Saint-Fons au cœur de la chimie

Saint-Fons, située au cœur de la vallée de la chimie et traversée par l’autoroute A7, est particulièrement concernée par la pollution environnementale et les risques industriels. Dans le cadre de notre dossier sur cette ville périphérique du Grand Lyon, nous avons interrogé plusieurs personnalités politiques locales et établi un inventaire des sites à risques.

Serge Perrin, ancien élu local chez Europe écologie – Les verts, déplore l’impact des industries alentours. Pour lui, une « double peine » affecte les couches populaires : non seulement habiter près des zones industrielles n’est pas plaisant et peut comporter des risques, mais en plus les habitants sont impactés par les Plans de prévention des risques technologiques (PPRT), car confrontés aux nécessaires périmètres et travaux de protection. Nathalie Frier, maire de la ville et conseillère à la métropole (groupe Synergies-avenir), se dit elle aussi préoccupée par les questions d’écologie, tout en offrant sa confiance aux entreprises polluantes :

« On souhaite développer les modes doux. Quand on voit les étés qu’on a aujourd’hui, c’est important, on est très sensibilisés sur ces questions-là. Au début du mandat, je ne vous cache pas que ce n’était pas une question sur laquelle j’avais une sensibilité, mais aujourd’hui ça me paraît indispensable. C’est un acte citoyen, cet axe doit être intégré dans tout ce qu’on fait dans la politique.

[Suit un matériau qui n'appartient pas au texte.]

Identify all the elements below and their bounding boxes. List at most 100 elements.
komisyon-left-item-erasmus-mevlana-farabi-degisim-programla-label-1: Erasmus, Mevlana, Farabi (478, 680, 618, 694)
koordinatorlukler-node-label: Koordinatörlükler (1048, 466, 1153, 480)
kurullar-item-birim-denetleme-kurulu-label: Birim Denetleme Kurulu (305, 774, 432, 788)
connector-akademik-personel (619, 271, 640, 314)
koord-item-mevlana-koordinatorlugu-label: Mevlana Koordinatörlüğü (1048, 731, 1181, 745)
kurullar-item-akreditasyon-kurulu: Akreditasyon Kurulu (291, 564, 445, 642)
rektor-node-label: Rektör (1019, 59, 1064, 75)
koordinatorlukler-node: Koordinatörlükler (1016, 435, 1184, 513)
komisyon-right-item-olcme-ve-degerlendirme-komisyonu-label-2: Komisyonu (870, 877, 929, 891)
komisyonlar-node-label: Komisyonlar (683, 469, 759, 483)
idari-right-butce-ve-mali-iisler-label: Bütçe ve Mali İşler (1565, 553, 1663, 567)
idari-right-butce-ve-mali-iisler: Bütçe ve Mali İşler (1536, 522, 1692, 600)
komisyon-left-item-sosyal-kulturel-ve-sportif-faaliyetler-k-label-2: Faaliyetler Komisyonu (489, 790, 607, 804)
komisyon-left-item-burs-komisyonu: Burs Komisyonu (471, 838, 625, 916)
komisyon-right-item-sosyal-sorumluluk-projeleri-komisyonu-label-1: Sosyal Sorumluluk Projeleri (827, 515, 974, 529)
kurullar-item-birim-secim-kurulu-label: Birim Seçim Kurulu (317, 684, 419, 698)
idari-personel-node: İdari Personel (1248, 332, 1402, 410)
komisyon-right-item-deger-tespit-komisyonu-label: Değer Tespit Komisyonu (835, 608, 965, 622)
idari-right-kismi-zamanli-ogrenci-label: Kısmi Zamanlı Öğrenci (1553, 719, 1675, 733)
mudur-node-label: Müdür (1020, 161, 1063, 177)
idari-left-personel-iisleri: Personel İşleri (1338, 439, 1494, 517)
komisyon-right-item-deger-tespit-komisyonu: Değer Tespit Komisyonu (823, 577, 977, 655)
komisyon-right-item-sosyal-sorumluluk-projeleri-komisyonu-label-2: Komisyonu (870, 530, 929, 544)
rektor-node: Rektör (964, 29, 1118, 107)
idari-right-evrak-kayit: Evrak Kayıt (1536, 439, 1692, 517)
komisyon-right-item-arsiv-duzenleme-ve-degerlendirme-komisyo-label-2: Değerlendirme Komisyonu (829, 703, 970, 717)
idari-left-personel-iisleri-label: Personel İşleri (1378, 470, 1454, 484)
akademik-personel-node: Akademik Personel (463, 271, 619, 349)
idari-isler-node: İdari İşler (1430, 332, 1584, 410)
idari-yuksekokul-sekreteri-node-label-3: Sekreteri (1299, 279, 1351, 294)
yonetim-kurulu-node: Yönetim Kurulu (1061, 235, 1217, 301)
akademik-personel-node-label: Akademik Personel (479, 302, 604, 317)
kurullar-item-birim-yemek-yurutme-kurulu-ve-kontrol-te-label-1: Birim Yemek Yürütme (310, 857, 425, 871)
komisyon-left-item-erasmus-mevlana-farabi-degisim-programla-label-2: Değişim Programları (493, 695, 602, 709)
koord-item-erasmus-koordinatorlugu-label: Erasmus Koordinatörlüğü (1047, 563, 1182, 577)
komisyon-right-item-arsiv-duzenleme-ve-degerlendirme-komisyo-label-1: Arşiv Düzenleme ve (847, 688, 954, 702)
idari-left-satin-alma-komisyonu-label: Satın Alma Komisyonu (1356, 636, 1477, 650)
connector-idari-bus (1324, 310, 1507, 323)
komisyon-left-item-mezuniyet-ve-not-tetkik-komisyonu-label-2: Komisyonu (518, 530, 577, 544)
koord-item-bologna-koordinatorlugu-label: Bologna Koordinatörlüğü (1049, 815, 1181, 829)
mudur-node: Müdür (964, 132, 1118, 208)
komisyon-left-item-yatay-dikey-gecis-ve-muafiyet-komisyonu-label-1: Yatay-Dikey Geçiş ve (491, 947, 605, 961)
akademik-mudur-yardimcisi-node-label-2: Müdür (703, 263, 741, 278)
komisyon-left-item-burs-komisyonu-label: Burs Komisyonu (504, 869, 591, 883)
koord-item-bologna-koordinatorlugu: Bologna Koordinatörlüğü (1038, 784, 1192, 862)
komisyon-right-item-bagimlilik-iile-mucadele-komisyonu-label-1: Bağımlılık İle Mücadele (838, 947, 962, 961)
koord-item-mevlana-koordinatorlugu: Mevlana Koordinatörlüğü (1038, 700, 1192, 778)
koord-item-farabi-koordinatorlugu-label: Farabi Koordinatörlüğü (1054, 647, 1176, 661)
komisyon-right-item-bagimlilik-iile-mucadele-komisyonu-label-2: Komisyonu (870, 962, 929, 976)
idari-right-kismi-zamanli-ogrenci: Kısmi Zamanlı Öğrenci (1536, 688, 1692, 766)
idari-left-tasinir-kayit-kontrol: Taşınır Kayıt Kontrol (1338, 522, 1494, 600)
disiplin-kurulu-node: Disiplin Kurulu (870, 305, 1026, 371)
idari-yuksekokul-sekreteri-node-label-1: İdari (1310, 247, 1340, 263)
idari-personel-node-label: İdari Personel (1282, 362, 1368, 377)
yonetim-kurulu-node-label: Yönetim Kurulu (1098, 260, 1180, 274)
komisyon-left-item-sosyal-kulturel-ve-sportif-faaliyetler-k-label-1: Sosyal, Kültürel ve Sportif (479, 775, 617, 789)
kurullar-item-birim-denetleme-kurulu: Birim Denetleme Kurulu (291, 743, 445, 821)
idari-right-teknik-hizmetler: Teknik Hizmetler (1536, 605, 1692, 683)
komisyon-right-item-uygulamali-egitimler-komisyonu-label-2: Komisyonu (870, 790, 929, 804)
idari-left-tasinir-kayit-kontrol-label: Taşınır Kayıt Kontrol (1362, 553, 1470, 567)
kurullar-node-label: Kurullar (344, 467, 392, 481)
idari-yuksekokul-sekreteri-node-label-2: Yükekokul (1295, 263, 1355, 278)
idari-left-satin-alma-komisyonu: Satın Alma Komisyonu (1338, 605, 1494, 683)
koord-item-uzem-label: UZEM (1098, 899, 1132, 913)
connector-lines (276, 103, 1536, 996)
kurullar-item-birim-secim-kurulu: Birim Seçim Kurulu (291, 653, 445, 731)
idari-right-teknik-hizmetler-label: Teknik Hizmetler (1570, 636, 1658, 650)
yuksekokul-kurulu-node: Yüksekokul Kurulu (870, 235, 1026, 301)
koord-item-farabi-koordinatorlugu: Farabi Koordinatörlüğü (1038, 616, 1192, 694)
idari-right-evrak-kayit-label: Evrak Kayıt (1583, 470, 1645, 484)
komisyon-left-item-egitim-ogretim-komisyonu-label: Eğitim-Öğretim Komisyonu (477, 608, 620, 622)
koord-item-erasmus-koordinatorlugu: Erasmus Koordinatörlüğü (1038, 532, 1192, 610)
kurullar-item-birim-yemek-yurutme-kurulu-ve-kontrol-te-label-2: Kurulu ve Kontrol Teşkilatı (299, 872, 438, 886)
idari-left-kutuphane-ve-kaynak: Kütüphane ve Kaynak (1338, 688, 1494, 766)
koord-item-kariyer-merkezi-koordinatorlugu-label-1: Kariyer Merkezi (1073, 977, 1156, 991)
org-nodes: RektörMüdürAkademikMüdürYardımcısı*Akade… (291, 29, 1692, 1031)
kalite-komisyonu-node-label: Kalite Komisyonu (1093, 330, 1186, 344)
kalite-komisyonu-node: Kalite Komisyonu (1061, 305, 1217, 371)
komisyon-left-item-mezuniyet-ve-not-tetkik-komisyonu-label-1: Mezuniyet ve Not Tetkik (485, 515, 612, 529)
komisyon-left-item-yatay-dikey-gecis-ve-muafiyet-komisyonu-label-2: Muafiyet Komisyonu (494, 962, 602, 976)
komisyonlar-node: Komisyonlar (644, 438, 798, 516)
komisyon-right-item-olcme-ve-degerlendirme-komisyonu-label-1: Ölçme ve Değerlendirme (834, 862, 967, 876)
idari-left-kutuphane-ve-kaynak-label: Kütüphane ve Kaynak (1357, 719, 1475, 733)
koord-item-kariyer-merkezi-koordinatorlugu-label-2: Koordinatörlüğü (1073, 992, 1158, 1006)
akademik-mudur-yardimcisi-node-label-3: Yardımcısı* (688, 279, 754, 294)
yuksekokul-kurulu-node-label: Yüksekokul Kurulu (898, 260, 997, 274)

Après les démolitions sur Carnot-Parmentier, on présentera un projet d’écoquartier. Dans le cadre de l’appel des 30 [« un appel à projets […] visant à consolider la dynamique d’innovation de la Vallée de la Chimie », ndlr], je me bats là dessus. Aujourd’hui, je trouve que les industries sont aussi sensibilisées sur ces questions-là, on sent une volonté de leur part. C’est aussi une question d’image de l’emploi : il y a une image négative de cette vallée de la chimie, je pense que dans les années à venir, ça devrait évoluer. »

Chafia Zehmoul, élue d’opposition à la mairie (Saint-Fons en Mouvement, société civile) et qui a aussi travaillé 25 ans dans l’usine Rhodia, se montre inquiète pour la santé des habitants :

« Saint-Fons est une zone à risque, il y a beaucoup d’usines autour. Vous pouvez regardez les fenêtres quand il y a de la pollution : elles sont toutes noires. On respire très mal à Saint-Fons. Il y a beaucoup de maladies, surtout chez les personnes vieillissantes, qui ont des cancers et des problèmes respiratoires. J’ai connu beaucoup de personnes qui ont travaillé à Ciba qui sont décédées à l’heure actuelle suite à ces produits-là. Donc on s’inquiète pour les enfants, heureusement qu’il y a des alertes dans les écoles. »

Vallée de la chimie à Saint-Fons. Crédit photo : Tusco / Wikimedia commons.

Pas de fumée sans feu ? Dressons une petite liste des entreprises chimiques présentes autour de Saint-Fons. Sur le site lesbonsreflexes.com, lancée en 2013 pour la campagne d’information régionale d’information sur les risques industriels majeurs, on retrouve les principaux sites industriels du bassin lyonnais et leurs zones à risques. Autour de Saint-Fons, sont cités les sites suivants :

  • la raffinerie de Total à Feyzin (numéro 20, sur l’image ci-dessous) ;
  • Kem One, qui produit du PVC, de l’eau de Javel et de l’acide perchlorique (cercle jaune) ;
  • Arkema à Pierre-Bénite, qui produit des gaz fluorés et des polymères techniques (cercle rose) ;
  • Solvay Belle-Etoile, au Sud de Saint-Fons, qui produit du polyamide 6-6 et des plastiques techniques (numéro 18) ;
  • Solvay Saint-Fons, spécialisée dans la chimie fine, qui produit de la vanilline (arôme de vanille), et recycle des ampoules de basse consommation (numéro 19) ;
  • Elkem Silicones (ex- Bluestar Siliocones), qui produit des silicones (numéro 9) ;
  • le site de stockage pétrolier du Rhône, exploité par Esso (numéro 14).
Zones à risque en 2013 autour de Saint-Fons, selon lesbonsreflexes.com. Les cercles roses et jaunes correspondent respectivement à la raffinerie Total de Vénissieux et à l’usine Kem One de Saint-Fons. Droits réservés.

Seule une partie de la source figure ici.